The creatures you meet on your travels are similar in design, and finding a jellyfish that wants you to find a mushroom is pretty soon just taken in your stride. Sound design is pretty minimal as well, with the conversations with the various denizens of this alien lab carried out by the time honoured convention of text boxes. Presentation wise, Escape From Life Inc is all pretty good, with a quirky (there’s that word again) art style and various cringeworthy puns thrown in.
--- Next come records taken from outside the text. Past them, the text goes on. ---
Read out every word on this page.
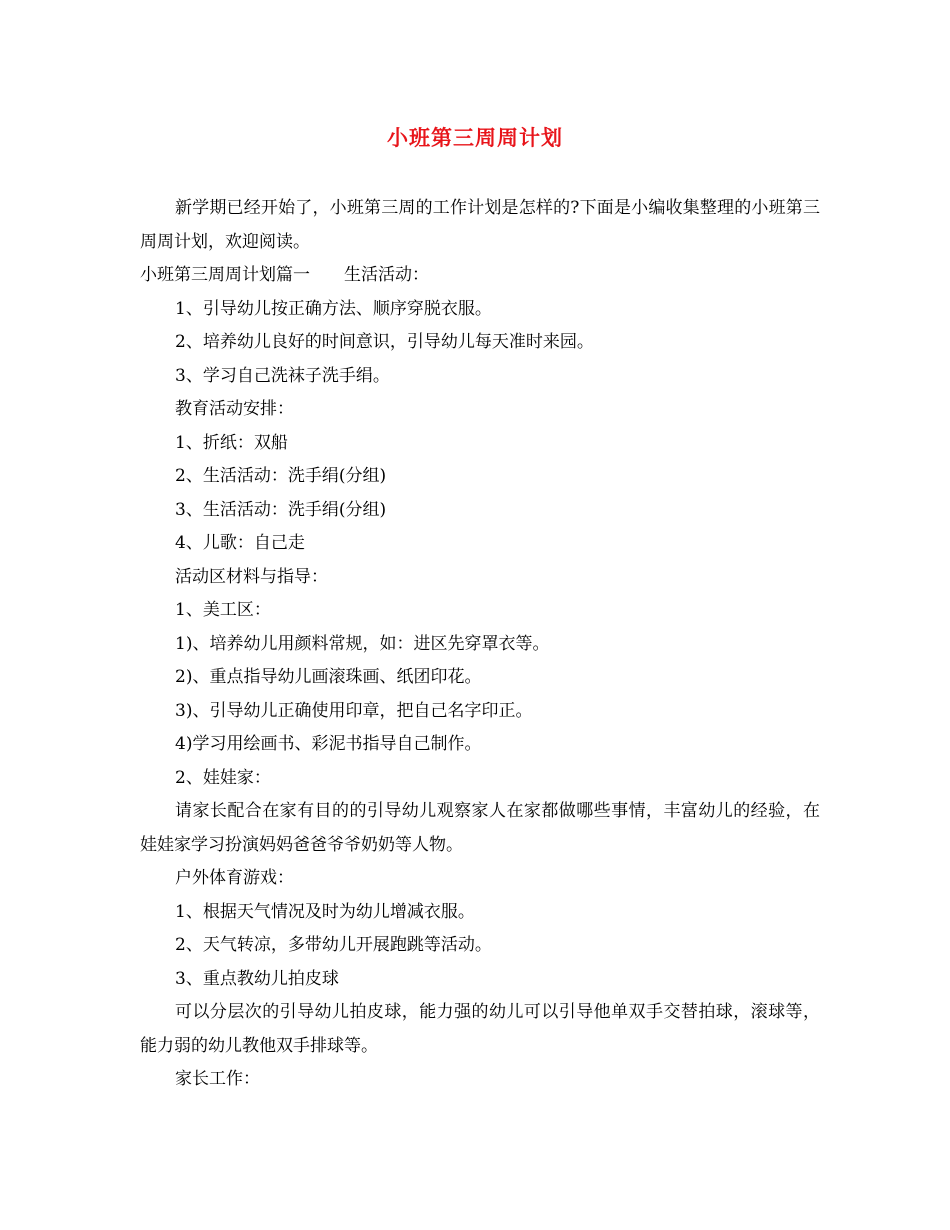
小班第三周周计划
新学期已经开始了，小班第三周的工作计划是怎样的?下面是小编收集整理的小班第三周周计划，欢迎阅读。
小班第三周周计划篇一　　生活活动：
1、引导幼儿按正确方法、顺序穿脱衣服。
2、培养幼儿良好的时间意识，引导幼儿每天准时来园。
3、学习自己洗袜子洗手绢。
教育活动安排：
1、折纸：双船
2、生活活动：洗手绢(分组)
3、生活活动：洗手绢(分组)
4、儿歌：自己走
活动区材料与指导：
1、美工区：
1)、培养幼儿用颜料常规，如：进区先穿罩衣等。
2)、重点指导幼儿画滚珠画、纸团印花。
3)、引导幼儿正确使用印章，把自己名字印正。
4)学习用绘画书、彩泥书指导自己制作。
2、娃娃家：
请家长配合在家有目的的引导幼儿观察家人在家都做哪些事情，丰富幼儿的经验，在娃娃家学习扮演妈妈爸爸爷爷奶奶等人物。
户外体育游戏：
1、根据天气情况及时为幼儿增减衣服。
2、天气转凉，多带幼儿开展跑跳等活动。
3、重点教幼儿拍皮球
可以分层次的引导幼儿拍皮球，能力强的幼儿可以引导他单双手交替拍球，滚球等，能力弱的幼儿教他双手排球等。
家长工作：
So, gameplay is the next area we need to look at, and again, I can feel the “Q” word scurrying towards my fingertips as I type this. It’s basically a puzzle platformer, firmly in the 2D and viewed from a side-on perspective. As you explore, you’ll find various switches that have to be depressed in order to make progress, and it’s then a case of working out which animal is best placed to reach said switch. Each character can also push blocks around, and sometimes switches need to have blocks placed on them to hold them down. At the exit to each room is a signpost with the pictures of the three animals on it, and they must assemble at this point in order to complete the room. Of course, exploration is also rewarded, as there are other captured animals to rescue, and if you rescue them all, something good may just happen. At least, there is an achievement hinting at such.
In conclusion, Escape from Life Inc on Xbox is an engaging little game that, although short, has enough about it to keep you wanting to go back to it. I can’t put my finger on what exactly the X-Factor is, but there is certainly an appeal about the characters and their struggles. Yes, the controls are wayward every now and again, and it’s not the most technologically advanced game ever, but what it has in bucket loads is heart.
It’s quirky, it’s fun, and the developer has a bright future in front of them.